The Bank of England's Governor, Mark Carney, defended his flagship forward guidance policy yesterday and said the Bank's job was to prevent the recovery turning into another "false dawn".
Since the Bank pledged a month ago to hold down interest rates at 0.5 per cent until 2016, financial markets have reacted with apparent scepticism, with traders bringing forward their expected date for the next rate rise to early 2015 or even late 2014.
But giving testimony to the Commons Treasury Select Committee, Mr Carney denied forward guidance had been ineffective, pointing to its influence beyond the City of London. "My experience in talking to businesses, our experience in terms of surveys of household expectations have been that the message has been understood," he said. The Canadian rebutted the suggestions by MPs that the policy was difficult to understand and said that forward guidance was supporting growth. "By making policy more effective, we make it more stimulative and reinforce the recovery," he added.

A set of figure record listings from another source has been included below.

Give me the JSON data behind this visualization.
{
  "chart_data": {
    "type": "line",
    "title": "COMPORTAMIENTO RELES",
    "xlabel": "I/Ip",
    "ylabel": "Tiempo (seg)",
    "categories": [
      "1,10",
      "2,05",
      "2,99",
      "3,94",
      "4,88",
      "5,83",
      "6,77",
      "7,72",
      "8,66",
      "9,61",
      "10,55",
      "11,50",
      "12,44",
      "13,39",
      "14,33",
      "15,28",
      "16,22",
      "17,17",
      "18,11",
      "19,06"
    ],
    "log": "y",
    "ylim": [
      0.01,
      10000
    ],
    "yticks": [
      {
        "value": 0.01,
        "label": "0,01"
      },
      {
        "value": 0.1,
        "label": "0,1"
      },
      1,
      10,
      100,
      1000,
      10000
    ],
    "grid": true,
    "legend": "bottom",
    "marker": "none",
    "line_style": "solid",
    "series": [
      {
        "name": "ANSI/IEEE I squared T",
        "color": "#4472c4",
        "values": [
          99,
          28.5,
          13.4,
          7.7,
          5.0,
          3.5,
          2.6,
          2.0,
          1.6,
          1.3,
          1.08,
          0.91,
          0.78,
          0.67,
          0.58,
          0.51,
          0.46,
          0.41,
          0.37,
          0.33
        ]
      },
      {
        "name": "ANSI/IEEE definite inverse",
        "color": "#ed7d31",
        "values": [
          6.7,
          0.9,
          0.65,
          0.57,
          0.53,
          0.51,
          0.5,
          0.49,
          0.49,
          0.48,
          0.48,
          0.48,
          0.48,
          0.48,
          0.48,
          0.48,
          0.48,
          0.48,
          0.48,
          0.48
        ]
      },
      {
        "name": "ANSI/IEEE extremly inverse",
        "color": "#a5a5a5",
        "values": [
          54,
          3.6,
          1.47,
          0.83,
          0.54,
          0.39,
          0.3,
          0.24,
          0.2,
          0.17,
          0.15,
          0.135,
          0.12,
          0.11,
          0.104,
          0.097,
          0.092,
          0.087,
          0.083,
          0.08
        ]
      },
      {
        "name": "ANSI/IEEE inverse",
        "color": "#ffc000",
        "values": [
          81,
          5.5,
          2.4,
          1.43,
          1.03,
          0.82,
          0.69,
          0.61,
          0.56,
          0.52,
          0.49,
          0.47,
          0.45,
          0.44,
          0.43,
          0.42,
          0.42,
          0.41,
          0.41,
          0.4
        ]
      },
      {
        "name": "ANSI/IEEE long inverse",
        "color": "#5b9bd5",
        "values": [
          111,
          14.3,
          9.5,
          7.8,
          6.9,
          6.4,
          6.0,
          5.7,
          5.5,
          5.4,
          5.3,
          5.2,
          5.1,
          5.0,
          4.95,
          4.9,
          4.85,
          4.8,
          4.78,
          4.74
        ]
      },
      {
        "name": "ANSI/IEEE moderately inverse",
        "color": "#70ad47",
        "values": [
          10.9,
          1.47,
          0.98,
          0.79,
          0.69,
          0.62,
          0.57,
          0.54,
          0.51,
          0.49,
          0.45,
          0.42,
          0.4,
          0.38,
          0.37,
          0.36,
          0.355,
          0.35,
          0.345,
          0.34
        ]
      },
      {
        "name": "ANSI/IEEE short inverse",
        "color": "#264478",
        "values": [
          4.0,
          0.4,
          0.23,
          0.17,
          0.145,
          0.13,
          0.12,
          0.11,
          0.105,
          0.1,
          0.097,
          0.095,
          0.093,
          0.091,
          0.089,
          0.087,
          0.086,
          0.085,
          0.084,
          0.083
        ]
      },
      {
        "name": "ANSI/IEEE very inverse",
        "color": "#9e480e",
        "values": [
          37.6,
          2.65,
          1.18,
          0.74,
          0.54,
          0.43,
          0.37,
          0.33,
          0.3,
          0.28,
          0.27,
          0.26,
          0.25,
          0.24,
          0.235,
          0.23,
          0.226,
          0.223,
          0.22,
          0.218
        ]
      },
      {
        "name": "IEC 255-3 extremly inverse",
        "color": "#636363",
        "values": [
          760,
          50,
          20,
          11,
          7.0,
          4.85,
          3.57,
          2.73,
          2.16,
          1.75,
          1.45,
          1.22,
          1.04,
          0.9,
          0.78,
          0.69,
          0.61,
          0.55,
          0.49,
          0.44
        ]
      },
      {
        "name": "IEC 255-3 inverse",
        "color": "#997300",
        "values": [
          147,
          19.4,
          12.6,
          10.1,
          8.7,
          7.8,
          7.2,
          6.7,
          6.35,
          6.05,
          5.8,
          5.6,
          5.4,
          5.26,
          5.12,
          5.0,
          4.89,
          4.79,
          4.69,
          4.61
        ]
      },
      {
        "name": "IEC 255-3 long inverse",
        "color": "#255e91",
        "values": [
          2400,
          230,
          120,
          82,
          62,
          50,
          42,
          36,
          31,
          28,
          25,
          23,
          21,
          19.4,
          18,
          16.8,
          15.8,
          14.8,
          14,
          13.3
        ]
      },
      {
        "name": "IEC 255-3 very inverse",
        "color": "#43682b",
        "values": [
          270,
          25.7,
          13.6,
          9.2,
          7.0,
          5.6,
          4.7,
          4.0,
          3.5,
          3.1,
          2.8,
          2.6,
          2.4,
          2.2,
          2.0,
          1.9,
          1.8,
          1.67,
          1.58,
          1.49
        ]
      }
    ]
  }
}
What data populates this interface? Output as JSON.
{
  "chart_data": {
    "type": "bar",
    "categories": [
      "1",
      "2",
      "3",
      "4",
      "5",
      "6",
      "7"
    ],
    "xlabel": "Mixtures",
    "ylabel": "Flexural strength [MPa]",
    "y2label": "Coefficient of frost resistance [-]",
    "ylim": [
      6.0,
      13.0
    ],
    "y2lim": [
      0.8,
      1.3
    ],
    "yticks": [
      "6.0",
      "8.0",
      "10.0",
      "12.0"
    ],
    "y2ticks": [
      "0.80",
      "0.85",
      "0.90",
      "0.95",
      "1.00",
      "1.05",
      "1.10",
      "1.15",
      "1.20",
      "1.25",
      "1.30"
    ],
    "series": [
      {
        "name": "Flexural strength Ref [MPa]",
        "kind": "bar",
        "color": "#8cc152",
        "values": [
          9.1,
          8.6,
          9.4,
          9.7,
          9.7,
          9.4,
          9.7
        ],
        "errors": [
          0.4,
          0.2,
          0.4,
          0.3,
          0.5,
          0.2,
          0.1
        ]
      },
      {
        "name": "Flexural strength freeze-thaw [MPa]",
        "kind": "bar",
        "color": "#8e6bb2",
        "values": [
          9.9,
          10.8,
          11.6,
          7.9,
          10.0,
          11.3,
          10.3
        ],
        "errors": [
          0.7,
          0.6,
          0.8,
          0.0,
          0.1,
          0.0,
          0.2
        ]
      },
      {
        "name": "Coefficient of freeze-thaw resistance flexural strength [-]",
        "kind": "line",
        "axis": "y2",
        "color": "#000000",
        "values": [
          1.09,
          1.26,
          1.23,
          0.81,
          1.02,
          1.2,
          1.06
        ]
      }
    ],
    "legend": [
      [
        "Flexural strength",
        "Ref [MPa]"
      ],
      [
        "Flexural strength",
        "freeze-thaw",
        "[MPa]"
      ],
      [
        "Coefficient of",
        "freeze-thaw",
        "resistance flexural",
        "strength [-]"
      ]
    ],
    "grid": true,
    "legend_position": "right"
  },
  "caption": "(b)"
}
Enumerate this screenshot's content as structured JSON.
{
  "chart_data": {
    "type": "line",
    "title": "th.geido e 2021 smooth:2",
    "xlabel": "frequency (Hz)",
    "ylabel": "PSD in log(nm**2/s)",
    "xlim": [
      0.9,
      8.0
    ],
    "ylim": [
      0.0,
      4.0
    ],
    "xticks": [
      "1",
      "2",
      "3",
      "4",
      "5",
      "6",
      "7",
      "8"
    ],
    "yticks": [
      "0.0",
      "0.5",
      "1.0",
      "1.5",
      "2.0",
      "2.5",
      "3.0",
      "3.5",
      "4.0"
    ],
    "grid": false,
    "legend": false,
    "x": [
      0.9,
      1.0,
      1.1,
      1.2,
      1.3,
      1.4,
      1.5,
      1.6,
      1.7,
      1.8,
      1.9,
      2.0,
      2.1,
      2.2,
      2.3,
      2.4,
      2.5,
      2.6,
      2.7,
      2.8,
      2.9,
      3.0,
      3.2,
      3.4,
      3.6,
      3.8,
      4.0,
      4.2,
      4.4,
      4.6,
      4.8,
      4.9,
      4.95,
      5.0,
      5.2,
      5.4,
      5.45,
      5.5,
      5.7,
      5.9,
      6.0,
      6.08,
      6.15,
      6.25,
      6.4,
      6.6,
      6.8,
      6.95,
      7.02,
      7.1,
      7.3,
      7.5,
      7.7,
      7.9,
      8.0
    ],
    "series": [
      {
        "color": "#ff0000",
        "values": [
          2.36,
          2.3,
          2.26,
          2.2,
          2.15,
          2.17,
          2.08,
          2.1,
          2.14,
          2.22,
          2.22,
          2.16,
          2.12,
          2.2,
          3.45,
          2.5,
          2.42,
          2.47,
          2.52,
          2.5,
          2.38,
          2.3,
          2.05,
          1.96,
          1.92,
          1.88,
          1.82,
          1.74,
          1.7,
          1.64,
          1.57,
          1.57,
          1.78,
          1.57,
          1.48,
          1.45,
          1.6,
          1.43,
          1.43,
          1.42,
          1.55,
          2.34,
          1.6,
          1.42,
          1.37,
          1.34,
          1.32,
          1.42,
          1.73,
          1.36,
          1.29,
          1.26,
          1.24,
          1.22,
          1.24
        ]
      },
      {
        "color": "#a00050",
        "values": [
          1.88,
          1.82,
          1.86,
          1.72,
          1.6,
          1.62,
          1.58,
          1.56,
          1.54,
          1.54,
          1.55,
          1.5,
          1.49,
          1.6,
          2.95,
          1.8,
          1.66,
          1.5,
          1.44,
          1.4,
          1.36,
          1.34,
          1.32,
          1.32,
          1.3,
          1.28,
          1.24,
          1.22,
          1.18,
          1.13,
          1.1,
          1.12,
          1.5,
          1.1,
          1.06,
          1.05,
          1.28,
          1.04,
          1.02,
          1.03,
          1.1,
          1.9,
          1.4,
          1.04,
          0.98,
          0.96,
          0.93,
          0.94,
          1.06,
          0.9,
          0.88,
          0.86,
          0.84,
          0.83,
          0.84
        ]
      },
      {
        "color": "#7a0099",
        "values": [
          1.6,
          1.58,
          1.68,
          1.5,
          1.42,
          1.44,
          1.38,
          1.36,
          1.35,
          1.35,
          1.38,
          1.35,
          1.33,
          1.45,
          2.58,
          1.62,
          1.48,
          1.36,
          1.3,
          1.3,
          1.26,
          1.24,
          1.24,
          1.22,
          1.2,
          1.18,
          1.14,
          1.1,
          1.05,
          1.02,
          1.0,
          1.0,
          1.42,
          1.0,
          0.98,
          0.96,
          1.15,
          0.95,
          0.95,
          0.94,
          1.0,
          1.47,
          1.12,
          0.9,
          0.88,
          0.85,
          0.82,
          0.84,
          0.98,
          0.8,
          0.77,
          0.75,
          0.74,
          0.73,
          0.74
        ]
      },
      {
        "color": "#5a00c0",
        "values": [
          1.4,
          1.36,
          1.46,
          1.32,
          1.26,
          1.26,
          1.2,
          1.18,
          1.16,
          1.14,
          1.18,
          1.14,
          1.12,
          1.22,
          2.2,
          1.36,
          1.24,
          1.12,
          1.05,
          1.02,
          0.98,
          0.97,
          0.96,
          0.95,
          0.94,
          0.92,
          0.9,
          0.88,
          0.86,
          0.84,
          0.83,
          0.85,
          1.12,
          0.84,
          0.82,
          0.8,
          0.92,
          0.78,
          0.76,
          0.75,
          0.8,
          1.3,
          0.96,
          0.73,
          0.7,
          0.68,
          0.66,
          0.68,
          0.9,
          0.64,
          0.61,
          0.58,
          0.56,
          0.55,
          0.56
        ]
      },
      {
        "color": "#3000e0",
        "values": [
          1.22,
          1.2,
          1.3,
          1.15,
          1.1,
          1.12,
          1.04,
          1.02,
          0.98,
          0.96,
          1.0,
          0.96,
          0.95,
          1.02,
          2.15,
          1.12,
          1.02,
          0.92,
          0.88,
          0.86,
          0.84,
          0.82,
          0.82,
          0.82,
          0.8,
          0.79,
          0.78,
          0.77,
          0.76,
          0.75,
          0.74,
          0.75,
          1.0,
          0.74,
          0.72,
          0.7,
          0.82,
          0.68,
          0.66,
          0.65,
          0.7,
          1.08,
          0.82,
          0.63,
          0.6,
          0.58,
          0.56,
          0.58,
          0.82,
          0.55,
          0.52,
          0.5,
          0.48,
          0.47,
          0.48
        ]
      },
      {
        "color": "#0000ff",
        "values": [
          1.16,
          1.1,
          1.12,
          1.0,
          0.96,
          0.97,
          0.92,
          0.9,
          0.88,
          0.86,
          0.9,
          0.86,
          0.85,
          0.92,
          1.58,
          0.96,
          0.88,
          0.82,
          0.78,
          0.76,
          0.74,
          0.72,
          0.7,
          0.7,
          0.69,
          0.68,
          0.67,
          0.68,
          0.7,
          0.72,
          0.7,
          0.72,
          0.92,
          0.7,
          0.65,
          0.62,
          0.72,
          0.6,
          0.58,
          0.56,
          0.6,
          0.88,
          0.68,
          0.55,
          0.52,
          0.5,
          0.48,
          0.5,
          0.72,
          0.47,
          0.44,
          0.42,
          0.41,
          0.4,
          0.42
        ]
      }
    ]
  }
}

Traders have priced in a more rapid interest rate rise partly in response to economic surveys pointing to accelerating GDP growth in the third quarter of 2013. Mr Carney told the committee recent signs of a more rapid recovery were welcome but said that "we shouldn't be satisfied", pointing out that the economy was still below its output levels of five years ago. "Our job is to make sure it is not another false dawn that we saw a few years earlier, and to make sure that as soon as possible this economy reaches a form of sustained velocity", he said.
Mr Carney also repeated his pledge that if the recovery falters the Bank would consider injecting more monetary stimulus.